Indeed, the highly publicised case of Loujain Al-Hathloul, which seemingly had a happy ending when she was released in February 2021, in reality was only a ploy to appease the international community. While she is no longer in detention, she is still not free, as her sentence imposed heavy restrictions including three years of probation and a five-year travel ban. This has been a stark reminder that despite the Saudi authorities’ best efforts at portraying a reformist image, the European Union should continue to hold the Saudi government accountable for its gross human rights violations.
ALQST’s Executive Director Alaa Al-Siddiq commented: “The support of so many EU parliamentarians of different parties for this letter sends a powerful message of solidarity, with Saudi women who continue to face systemic discrimination and with the brave women’s rights defenders who remain in detention or unable to live freely”.

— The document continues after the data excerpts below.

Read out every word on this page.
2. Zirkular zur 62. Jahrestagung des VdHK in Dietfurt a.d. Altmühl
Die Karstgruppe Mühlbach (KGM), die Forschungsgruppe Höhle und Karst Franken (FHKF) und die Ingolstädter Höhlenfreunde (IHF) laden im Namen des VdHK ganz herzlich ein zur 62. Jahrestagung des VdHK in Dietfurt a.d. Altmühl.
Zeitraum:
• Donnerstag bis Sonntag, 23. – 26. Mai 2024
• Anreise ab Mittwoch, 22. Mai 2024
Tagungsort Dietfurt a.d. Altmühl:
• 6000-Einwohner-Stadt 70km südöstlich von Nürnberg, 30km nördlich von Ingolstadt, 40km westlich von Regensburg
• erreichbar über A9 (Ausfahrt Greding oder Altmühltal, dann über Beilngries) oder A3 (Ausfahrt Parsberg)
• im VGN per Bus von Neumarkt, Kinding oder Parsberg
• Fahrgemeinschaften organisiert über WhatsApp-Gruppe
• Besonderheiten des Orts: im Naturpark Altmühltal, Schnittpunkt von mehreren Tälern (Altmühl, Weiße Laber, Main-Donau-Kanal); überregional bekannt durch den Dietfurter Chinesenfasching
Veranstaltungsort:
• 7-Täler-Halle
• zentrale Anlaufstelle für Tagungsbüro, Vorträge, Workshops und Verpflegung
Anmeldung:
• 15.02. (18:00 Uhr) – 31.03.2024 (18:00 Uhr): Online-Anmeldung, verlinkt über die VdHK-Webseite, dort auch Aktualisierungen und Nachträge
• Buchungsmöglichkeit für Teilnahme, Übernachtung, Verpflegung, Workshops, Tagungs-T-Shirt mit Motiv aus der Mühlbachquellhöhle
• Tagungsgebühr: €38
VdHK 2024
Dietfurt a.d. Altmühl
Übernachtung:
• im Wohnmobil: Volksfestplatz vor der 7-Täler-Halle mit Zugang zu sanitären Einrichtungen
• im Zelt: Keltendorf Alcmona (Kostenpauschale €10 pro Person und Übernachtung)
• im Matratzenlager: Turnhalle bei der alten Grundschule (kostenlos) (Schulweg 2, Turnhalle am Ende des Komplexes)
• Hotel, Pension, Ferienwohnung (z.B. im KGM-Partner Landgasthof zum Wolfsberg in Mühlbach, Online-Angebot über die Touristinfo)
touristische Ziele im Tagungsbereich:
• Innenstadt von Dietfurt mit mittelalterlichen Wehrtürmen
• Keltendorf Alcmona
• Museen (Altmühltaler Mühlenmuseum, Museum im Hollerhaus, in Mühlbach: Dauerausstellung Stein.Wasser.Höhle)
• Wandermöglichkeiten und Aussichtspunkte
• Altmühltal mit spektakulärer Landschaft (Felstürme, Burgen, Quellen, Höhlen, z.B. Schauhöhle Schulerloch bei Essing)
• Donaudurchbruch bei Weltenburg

ECDHR’s Executive Director Husain Abdulla stated: “We welcome the impressive support of EU parliamentarians for the cause of Saudi women’s rights defenders. We hope this letter sends a strong message to the Saudi Authorities that violations of international law will not be tolerated by the international community.”
For all Saudi women, the EU must continue to pressure the Saudi government for reforms. In particular, the EEAS should properly address the issues that Members of the European Parliament have underlined. In the concluding paragraph the Parliamentarians specifically outline four concrete actions that High Representative Borrell should pursue in order to address the violations described above, highlighting the need to establish human rights as a priority in all future conversations with their Saudi counterparts.